With the rapid pace of technology, some AI experts even fear the emergence of a super-intelligent entity. If that’s still a distant threat given ML models’ narrow intelligence, we should consider a way to safely interact with these future entities.
Inspired by game theory, assistance game theory seeks to comprehend how an intelligent robot would relate to its human counterpart. Considering a super-intelligent robot without predefined goals, which values would you hard code to ensure it doesn’t get out of hand?
One way to do it is to keep the owner’s preference unknown and uncertain. Robots should never completely know our preferences. They would have to guess them while watching our behavior.
Why is that? So they wouldn’t mind being switched off, as it would be a learning signal. If the owner switches it off, the robot would get additional information about the owner’s preferences (that he didn’t like what it has just done).
What makes this argument interesting is that this robot would never be completely autonomous. They would always rely on human input. Even when they would get an almost picture of the owner’s preference, they will still need permission in case preferences have changed.

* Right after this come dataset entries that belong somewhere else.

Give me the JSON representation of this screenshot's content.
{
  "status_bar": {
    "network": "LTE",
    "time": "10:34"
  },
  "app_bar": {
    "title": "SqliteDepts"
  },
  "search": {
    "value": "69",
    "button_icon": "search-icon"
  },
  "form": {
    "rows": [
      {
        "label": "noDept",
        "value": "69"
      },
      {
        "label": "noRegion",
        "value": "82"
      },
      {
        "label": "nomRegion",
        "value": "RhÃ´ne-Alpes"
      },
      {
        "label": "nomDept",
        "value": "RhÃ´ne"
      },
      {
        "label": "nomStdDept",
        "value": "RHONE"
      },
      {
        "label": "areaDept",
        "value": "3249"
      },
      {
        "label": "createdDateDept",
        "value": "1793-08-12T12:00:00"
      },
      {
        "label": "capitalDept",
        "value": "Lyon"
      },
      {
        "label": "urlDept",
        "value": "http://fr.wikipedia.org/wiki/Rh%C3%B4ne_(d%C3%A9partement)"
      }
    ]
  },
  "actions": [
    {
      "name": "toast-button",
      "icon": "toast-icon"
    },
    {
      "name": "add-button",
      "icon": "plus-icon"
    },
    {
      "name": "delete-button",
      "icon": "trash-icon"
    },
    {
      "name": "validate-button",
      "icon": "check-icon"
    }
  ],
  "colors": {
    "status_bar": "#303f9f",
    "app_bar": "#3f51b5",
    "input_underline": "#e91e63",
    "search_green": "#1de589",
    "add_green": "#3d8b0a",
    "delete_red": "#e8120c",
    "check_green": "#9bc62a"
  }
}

On the other hand, we as robot owners would always keep control of the system while enjoying their unlimited services. Moreover, as the robot’s understanding grows, it will realize how much we value personal autonomy and self-reliance. It will give us more room to be on our own and decline its services.
That reasoning also applies to the use of automation solutions. Automation should never be fully autonomous. It should always align with our preferences, whatever they are. And one of them is about autonomy, agency, and control.
We have a fundamental preference for agency over passivity. We value choosing our own goals, even though it’s not always the perfect choice in the utilitarian sense.
That matters both for professionals defending their profession and people valuing their personal preferences. And this is a right robot should have to live with.